Edge of Love bercerita tentang seorang perempuan bernama Masako yang tak pernah merasakan jatuh cinta. Semua teman-temannya berupaya menjodohkannya tapi hal tersebut tak pernah berhasil. Suatu hari Masako mendatangi acara ulang tahun temannya dan di sana ia bertemu dengan laki-laki yang membawa katana, sebuah pedang ala Jepang yang biasa dibawa seorang samurai. Pandangan Masako tertuju pada katana itu tapi teman-temannya mengira bahwa ia jatuh cinta dengan laki-laki pemilik katana.
Siang berlalu dan malam pun berlalu. Masako kian tak bisa melupakan katana itu, singkatnya ia jatuh cinta dengan benda itu. Ia rela membeli banyak katana sejenis, berniat menukarnya, bahkan ingin membayarnya berapapun harganya, tapi dia gagal, si pemilik katana tak mengijinkannya. Masako akhirnya mencuri katana itu, melarikannya, menikahinya, dan bahkan menyetubuhinya saat malam pertamanya.
Menonton edge of love membuat saya melihat Bali dari sudut pandang yang lain. Terlepas dari relasi seksual dengan katana, di Bali terdapat juga kepercayaan dimana keris dijadikan sebuah simbol laki-laki. Perkawinan keris atau kawin keris di Bali sudah terjadi sejak zaman dahulu dan masih bisa kita jumpai bahkan sampai sekarang.
Perkawinan keris dalam dimensi Agama Hindu dan Hukum Adat Bali dilakukan oleh karena terjadi peristiwa dimana seorang perempuan hamil tidak ada laki-laki yang mengakuinya. Setelah hamil laki-laki tersebut ingkar janji mengawininya secara sah. Untuk mencegah agar desa pakraman tidak cemar, demikian juga perempuan dan bayinya, maka diputuskan untuk mengawinkannya dengan keris sebagai simbol laki-laki.

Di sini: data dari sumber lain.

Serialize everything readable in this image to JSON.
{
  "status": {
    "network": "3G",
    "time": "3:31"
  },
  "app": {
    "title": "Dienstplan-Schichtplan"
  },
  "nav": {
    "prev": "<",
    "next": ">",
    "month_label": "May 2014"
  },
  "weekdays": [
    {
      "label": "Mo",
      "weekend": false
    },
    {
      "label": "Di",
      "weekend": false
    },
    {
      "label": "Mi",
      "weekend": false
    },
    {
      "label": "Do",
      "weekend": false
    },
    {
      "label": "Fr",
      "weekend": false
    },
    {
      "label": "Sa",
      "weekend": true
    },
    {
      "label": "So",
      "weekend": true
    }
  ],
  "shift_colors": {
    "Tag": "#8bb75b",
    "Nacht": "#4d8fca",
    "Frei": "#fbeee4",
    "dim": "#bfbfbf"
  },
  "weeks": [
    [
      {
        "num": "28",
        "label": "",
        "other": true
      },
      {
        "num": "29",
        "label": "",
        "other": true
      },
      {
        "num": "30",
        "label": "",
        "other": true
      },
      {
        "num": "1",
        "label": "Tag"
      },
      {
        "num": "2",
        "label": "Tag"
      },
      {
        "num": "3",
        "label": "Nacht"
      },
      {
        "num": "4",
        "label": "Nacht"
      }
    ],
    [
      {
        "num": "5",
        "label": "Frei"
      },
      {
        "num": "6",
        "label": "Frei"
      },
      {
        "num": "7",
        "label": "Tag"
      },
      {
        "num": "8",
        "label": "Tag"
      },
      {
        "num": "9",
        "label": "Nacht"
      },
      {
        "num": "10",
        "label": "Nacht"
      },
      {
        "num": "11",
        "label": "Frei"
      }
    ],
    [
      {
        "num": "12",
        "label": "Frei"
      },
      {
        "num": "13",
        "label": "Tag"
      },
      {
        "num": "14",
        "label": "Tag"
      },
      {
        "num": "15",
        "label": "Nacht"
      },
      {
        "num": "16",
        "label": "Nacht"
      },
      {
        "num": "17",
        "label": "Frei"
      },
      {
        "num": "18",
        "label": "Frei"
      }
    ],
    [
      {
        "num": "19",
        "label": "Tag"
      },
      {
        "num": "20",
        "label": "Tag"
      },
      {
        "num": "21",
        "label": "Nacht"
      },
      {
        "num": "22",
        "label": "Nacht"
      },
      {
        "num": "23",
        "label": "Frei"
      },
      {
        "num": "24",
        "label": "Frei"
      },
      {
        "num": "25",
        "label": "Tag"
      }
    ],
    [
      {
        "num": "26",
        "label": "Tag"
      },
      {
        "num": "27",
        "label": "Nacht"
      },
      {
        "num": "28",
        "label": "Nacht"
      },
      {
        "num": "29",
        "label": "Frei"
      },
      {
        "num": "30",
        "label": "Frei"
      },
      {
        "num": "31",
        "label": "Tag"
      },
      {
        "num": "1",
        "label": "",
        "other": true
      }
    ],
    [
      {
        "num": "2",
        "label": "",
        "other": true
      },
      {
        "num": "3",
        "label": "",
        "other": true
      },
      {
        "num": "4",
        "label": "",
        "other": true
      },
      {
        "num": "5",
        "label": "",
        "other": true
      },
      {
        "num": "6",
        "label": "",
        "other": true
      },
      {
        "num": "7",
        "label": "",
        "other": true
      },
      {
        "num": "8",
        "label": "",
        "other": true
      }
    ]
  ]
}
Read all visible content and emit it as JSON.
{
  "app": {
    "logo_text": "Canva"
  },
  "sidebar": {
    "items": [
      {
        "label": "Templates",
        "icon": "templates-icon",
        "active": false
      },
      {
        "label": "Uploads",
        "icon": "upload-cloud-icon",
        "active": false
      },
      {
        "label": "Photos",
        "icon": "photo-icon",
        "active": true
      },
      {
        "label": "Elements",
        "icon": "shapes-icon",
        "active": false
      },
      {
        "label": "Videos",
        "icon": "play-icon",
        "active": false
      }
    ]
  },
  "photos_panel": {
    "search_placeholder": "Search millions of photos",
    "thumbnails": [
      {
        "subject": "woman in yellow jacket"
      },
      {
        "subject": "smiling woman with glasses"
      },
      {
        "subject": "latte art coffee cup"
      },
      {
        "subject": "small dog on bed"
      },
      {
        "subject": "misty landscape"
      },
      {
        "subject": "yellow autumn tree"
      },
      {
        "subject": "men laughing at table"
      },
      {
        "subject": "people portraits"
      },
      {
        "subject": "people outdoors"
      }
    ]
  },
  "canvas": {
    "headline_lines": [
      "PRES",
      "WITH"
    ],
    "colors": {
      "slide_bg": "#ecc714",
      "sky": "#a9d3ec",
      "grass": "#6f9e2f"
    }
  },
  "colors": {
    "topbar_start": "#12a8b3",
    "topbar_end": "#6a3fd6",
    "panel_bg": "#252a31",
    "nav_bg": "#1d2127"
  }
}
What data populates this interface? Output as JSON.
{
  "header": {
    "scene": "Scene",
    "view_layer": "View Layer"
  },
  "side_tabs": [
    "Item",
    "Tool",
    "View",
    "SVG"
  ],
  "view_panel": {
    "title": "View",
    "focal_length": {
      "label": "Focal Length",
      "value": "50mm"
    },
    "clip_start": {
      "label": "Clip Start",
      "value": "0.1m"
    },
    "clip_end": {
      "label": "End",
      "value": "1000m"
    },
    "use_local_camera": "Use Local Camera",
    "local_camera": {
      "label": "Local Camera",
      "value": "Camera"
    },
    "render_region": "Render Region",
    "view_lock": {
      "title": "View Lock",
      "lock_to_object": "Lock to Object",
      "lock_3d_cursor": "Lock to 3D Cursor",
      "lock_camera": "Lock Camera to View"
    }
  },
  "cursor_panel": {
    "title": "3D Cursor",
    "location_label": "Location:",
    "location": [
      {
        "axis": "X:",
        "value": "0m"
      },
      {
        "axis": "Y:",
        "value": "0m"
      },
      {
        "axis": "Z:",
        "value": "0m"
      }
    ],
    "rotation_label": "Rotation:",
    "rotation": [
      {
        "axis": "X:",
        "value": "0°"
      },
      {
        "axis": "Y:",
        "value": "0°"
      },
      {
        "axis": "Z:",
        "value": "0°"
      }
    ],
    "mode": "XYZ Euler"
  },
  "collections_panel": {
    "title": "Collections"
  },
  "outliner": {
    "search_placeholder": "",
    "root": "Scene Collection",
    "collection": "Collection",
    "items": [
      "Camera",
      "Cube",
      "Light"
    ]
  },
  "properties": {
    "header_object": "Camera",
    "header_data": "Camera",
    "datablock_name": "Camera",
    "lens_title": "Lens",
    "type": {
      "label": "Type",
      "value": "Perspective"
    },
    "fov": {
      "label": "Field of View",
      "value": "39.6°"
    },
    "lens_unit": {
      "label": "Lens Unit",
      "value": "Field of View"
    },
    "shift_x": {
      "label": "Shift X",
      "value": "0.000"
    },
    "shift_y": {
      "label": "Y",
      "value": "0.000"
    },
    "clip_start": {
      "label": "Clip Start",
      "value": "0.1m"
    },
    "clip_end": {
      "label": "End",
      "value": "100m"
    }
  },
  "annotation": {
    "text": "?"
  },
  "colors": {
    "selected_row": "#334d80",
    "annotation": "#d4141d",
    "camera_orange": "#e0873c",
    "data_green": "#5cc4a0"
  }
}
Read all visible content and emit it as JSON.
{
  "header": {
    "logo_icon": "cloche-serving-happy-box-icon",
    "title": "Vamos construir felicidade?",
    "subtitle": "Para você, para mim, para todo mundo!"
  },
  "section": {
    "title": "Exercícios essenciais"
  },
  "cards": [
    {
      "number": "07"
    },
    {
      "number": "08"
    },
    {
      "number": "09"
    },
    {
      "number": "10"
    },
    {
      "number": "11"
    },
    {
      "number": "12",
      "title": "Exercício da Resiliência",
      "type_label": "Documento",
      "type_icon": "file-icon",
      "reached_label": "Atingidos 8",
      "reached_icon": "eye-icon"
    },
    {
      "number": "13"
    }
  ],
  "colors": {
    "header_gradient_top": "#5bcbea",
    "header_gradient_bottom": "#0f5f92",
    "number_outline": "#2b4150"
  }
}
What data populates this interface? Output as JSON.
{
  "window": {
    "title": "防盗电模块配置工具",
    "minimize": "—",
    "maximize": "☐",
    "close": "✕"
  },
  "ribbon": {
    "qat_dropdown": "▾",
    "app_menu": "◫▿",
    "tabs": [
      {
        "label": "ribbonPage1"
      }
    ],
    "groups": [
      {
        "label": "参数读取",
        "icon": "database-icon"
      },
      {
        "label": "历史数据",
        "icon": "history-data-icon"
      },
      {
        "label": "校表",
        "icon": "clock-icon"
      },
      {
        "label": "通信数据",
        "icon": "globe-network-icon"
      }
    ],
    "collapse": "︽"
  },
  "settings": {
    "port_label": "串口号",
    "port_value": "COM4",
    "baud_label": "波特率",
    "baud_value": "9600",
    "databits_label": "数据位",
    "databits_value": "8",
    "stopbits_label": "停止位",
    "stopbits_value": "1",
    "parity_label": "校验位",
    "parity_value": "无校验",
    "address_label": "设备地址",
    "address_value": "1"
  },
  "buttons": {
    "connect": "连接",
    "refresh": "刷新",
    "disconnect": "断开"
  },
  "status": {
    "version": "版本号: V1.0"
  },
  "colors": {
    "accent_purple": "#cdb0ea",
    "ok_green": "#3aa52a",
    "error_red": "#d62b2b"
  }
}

Di film Edge of Love. Samurai tidak hanya dilihat sebagai simbol laki-laki, tapi lebih pada sebuah objek seksual dan simbol cinta di level yang lain, yang membuatnya bergairah dan tak jarang pula membahayakan serta berujung pada kematian.
Masako digambarkan sebagai seorang perempuan yang mengidap objektofilia, atau hasrat manusia yang memiliki ketertarikan seksual berlebih terhadap sebuah objek. Di film ini, Takuya Matsumoto menampilkan Jepang dari berbagai hal mulai dari tingkah polah masyarakatnya, pakaian adat, samurai, bahkan hingga nasionalismenya.
Yang masih melekat kuat dalam ingatan saya saat Masako menyetubuhi katana tersebut, kamera dari atas mengarah ke bawah. Dipadu dengan sprei berwarna putih, darah yang keluar dari tubuh Masako membentuk lingkaran merah seperti bendera jepang. Ia telungkup, memeluk pedang samurai, dengan latar putih berlingkar merah di bagian dalamnya.